Updated on psychology 2024-04-01
8 answers
  1. Anonymous users2024-02-07

    You can't be friends after a breakup because you've hurt each other. You can't be friends after a breakup, because you have loved each other.

    So you can only do the most familiar stranger ......After breaking up, don't be friends again, if you can still be friends, it can only mean that you haven't loved deeply. If it's a friend, it needs care, and if that's the case, then why choose to break up? A relationship, a journey, a journey together, too much joy and touching, too much helplessness, heartache, from true love to hurt each other, to the moment of breakup, can you still be friends?

    If you can, you must not have really loved, or it is the result of a person's grievances.

    There is no floodgate for feelings, and it is not a ...... that can be closed with a single pullIt is difficult for two people to love each other at the same time, and it is even harder to not love each other at the same time......There is no love or hatred in the heart, and only when the throbbing in the heart is indifferent can we become friends.

  2. Anonymous users2024-02-06

    People who have loved each other, don't be enemies, but don't be friends, accept each other, respect each other and love each other

  3. Anonymous users2024-02-05

    Breaking up is almost a necessary journey in the long road of love; But breaking up also requires art, from the moment of breaking up to bravely entering another new relationship, it is an irreplaceable experience in life. "Good gathering and good dispersion" is fate, and "good dispersion and good gathering" is learning. When the relationship ends, how to refine the courage to say goodbye, let go of the painful past, no longer wax torch into ashes, tears begin to dry.

  4. Anonymous users2024-02-04

    There is no one set answer to the question of whether couples can be friends after a breakup because everyone's situation is different. Some couples can become good friends after a breakup, while others can no longer maintain any form of relationship.

    If both parties still maintain good communication and understanding after the breakup, then it is possible that they will become good friends. However, if the reason for the breakup is that there are serious conflicts and hurts between the parties, then they may no longer be able to form a friendship outrage.

    Also, if one of them still has feelings for the other, then being friends can make them feel miserable and sad. In this case, it is recommended that both parties have a cooling-off period after the breakup to allow each other's emotions to be eased and released, and then consider whether they can become friends.

    In short, whether a couple can become friends after a breakup depends on the situation and feelings between the two parties. If both parties are willing and able to become friends, then a friendship can be attempted. However, if one of the parties accepts or feels pain, then it is advisable to respect the other person's feelings and not force themselves to be friends.

  5. Anonymous users2024-02-03

    Couples can't be friends after they break up, two people have loved each other deeply, love each other in their hearts, break up and hurt each other deeply, and they can't go back to friends.

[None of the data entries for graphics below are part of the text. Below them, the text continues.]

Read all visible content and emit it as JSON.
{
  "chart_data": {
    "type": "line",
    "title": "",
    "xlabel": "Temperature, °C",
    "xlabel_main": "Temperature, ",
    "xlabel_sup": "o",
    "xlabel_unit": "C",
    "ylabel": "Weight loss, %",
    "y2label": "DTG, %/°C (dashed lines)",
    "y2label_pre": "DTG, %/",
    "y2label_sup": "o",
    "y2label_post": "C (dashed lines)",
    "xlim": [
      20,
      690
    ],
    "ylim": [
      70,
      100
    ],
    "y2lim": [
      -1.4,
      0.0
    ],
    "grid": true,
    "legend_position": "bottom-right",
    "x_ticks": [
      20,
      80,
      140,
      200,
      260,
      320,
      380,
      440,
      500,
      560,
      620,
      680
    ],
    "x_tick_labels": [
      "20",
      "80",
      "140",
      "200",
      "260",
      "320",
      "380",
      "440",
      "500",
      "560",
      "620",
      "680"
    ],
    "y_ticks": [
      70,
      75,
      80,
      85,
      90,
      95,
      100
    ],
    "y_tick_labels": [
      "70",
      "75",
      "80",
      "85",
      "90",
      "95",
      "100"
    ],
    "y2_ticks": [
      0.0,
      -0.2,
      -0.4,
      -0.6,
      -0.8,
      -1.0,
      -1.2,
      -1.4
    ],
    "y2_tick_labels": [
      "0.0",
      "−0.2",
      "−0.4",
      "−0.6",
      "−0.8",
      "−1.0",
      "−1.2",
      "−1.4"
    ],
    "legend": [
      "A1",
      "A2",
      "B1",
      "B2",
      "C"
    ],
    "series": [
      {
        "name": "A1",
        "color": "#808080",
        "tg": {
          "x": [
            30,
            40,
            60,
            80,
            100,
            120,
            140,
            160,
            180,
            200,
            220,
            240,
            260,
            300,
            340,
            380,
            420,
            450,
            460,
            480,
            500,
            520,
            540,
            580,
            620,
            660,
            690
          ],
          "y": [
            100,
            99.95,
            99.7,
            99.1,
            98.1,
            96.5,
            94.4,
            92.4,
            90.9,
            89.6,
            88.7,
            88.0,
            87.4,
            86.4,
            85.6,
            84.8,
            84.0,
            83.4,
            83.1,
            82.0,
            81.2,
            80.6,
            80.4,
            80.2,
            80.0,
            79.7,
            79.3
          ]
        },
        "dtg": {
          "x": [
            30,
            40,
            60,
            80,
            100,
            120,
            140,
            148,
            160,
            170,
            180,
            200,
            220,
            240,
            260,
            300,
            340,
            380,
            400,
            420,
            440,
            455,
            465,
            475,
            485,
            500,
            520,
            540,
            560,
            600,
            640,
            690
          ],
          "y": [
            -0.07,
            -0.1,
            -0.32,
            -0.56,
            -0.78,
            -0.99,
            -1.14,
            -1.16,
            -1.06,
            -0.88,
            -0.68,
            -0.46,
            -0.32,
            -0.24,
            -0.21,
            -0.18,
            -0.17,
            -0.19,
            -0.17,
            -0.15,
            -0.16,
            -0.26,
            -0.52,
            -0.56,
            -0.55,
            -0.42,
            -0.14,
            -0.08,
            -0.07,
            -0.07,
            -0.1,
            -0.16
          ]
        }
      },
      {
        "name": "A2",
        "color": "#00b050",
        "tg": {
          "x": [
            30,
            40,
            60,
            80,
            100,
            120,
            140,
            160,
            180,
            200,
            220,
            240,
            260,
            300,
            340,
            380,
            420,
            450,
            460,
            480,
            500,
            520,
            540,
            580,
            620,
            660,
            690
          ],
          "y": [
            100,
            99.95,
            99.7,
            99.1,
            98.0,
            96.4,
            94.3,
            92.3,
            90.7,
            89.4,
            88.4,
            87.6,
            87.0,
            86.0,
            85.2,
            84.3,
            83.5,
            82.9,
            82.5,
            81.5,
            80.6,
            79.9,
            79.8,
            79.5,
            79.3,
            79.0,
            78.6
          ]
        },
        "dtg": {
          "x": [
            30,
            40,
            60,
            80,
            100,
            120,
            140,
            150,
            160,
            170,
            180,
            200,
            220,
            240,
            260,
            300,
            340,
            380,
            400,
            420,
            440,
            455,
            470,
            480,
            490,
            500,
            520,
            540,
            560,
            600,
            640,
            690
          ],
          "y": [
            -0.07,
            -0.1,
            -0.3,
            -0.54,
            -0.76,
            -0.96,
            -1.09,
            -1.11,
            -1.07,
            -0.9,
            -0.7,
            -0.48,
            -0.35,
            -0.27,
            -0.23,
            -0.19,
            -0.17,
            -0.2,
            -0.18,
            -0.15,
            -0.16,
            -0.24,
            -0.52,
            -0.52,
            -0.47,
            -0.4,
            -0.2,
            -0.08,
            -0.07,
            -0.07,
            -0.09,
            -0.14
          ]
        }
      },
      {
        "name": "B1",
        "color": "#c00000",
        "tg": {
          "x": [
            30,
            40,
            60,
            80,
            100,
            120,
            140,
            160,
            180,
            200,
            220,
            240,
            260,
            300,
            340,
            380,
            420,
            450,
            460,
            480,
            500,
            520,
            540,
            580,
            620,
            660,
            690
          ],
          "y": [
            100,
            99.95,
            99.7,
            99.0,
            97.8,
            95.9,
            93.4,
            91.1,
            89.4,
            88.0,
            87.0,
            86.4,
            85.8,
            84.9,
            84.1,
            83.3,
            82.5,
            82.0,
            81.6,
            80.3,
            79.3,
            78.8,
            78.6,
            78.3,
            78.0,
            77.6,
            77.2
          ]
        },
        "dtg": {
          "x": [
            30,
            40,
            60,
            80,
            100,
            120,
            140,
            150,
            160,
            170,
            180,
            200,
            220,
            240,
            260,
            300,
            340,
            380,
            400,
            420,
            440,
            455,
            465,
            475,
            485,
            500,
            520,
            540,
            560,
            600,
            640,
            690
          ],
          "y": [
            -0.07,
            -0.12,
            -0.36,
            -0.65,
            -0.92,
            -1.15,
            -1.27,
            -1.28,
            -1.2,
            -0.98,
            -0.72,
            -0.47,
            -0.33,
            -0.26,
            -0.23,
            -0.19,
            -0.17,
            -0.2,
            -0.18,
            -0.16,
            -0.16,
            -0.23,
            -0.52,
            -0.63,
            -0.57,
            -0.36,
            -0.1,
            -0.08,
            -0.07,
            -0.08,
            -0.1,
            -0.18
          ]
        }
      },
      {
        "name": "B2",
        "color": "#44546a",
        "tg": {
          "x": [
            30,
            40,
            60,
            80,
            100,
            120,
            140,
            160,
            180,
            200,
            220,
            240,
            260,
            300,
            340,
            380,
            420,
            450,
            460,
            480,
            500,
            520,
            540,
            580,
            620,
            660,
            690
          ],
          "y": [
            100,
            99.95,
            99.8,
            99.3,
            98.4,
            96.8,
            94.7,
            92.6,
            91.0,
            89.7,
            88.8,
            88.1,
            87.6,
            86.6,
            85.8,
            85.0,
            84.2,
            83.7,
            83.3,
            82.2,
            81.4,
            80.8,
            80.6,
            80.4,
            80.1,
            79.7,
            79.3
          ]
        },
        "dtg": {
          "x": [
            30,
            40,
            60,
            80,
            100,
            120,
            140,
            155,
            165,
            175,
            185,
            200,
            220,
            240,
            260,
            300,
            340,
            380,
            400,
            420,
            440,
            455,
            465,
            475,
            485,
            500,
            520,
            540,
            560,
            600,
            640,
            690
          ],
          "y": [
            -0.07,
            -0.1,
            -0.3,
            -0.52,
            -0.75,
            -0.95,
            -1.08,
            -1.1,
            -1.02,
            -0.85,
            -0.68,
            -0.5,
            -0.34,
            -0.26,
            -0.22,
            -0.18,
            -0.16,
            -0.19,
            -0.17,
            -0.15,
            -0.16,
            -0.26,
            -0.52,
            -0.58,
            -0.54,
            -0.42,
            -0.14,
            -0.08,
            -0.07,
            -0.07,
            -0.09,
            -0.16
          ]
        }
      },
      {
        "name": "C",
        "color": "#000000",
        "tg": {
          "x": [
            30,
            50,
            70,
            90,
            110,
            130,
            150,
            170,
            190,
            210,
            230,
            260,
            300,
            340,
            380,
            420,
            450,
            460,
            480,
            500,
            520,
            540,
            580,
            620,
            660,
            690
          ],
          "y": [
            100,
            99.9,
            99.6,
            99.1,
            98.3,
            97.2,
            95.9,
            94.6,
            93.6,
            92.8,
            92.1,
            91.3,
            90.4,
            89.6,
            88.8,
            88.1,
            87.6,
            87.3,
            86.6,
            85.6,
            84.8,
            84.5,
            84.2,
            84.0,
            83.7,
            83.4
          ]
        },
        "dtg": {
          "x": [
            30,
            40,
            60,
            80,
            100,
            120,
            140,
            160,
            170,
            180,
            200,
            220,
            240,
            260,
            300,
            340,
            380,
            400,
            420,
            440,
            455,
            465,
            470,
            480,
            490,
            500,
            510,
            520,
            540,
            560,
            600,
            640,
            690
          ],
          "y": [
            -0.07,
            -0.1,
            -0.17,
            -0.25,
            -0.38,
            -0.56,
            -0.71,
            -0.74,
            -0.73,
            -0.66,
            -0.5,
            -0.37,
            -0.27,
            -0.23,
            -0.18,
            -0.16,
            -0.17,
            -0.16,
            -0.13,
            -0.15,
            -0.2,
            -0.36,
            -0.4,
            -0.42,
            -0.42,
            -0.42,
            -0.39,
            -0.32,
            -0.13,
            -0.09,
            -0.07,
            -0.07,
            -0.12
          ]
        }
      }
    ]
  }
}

  6. Anonymous users2024-02-02

    If the breakup is because of different personalities, then the probability of being a good friend in this situation is still relatively low, especially when both of them have relatively stubborn personalities, then they will generally break up unhappily when they break up, so it will be difficult to become friends in the future.

    2. If there is a conflict between the two because of trivial matters, and the breakup is peaceful, then you can also be friends in this case, of course, whether you are good friends or ordinary friends depends on whether you are in contact frequently in the future.

    3. In fact, the vast majority of people are still in a very good mood, and according to research, there are indeed many couples who become friends in the later stage after breaking up, and one of them gets married, and the other party will even go to the wedding to give the best wishes to the other party, because there is no need to be an enemy if you can't be a couple.

  7. Anonymous users2024-02-01

    Still don't.

    What is past is gone.

    Once loved each other.

    It will be embarrassing to see you again.

  8. Anonymous users2024-01-31

    Some people can be friends, some people can't!